Dany est un dessinateur finalement mieux connu des vrais amateurs de BD que du grand public. Ses contempteurs le cantonnent souvent à sa série Olivier Rameau (Ed. Kennes), une production poétique signée Greg qui a marqué la fin des années 1960 et les décennies suivantes, qu’ils classent volontiers dans le rayon des mièvreries, les sots. Ou encore à ses bandes dessinées d’humour et de charme souvent signées Bob De Groot, Ça vous intéresse ? (Ed. Kennes), où la relation homme-femme est traitée de façon légère et leste que d’aucuns jugent, sinon vulgaire, du moins sexiste.
Dany, en ce qui me concerne, est le premier auteur auquel j’ai consacré un article, il y a… , mince !, 48 ans ! Il était dédié au héros en costume blanc et canotier, Olivier Rameau, qui était pour moi une note de fraîcheur bienvenue, pétillante et élégante, dans les pages très viriles du Journal Tintin où les énigmes de Ric Hochet faisaient pâle figure face aux récits bien plus hard boiled de Bruno Brazil et de Bernard Prince. Le dessin était frais, enlevé, rêveur et déjà une pinup du nom de Colombe Tiredaile exerçait son charme. Les père-la-pudeur d’aujourd’hui peuvent mépriser ces représentations idéalisées de la femme qui faisaient de Dany une sorte d’Aslan sur le mode humoristique, jamais méchant, jamais vulgaire et plutôt charmant, un avatar moderne de la poésie courtoise. Personnellement, j’ai toujours perçu à sa juste mesure la sincérité de son art, solide, classique, entier.
Concordances
Le dessin de Dany lui ressemble. Même quand il dessine son chef d’œuvre, le diptyque Histoire sans héros et Vingt ans après de Jean Van Hamme, il y a toujours un personnage qui lui ressemble : beau gosse, bien découplé, sapé comme un prince, charmeur… Un cliché à la James bond ou à la Simon Templar. On le retrouve ici encore le visage carré, buriné, qui a connu autant de femmes que de destinations exotiques, cultivant tout au long des années le culte de la beauté.

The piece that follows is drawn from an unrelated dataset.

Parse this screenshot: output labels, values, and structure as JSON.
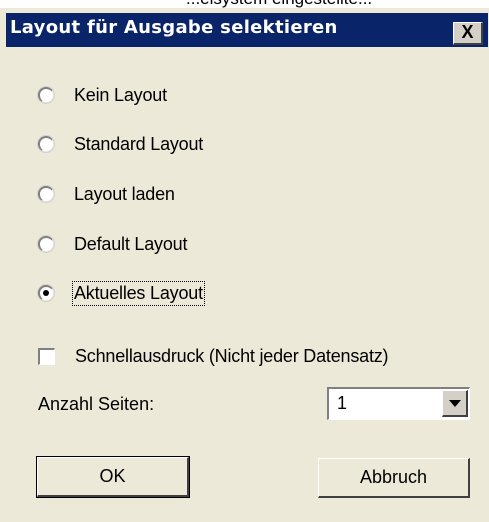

Denis Lapière déconstruit ce cliché, le confronte à une jeune femme d’aujourd’hui qui s’est donné comme mission de faire rendre gorge à cet impénitent dragueur, de venger l’une de ses « conquêtes ». Mais l’homme d’aujourd’hui n’est plus le fauve d’il y a vingt, trente ou quarante ans. C’est une espèce de Dorian Gray, perclus, diminué, que Thanatos attend patiemment et qui se ressasse de façon pathétique les beautés croisées dans son existence, dont les portraits, inaltérables, ornent les murs de sa cambuse, alors que les traits de son visage ne sont plus que flétrissure.
« Ne vous vengez pas d’une femme, le temps s’en charge pour vous », disait Paul Claudel qui était loin d’être un progressiste. » Lapière et Dany nous démontrent que les hommes sont logés à la même enseigne.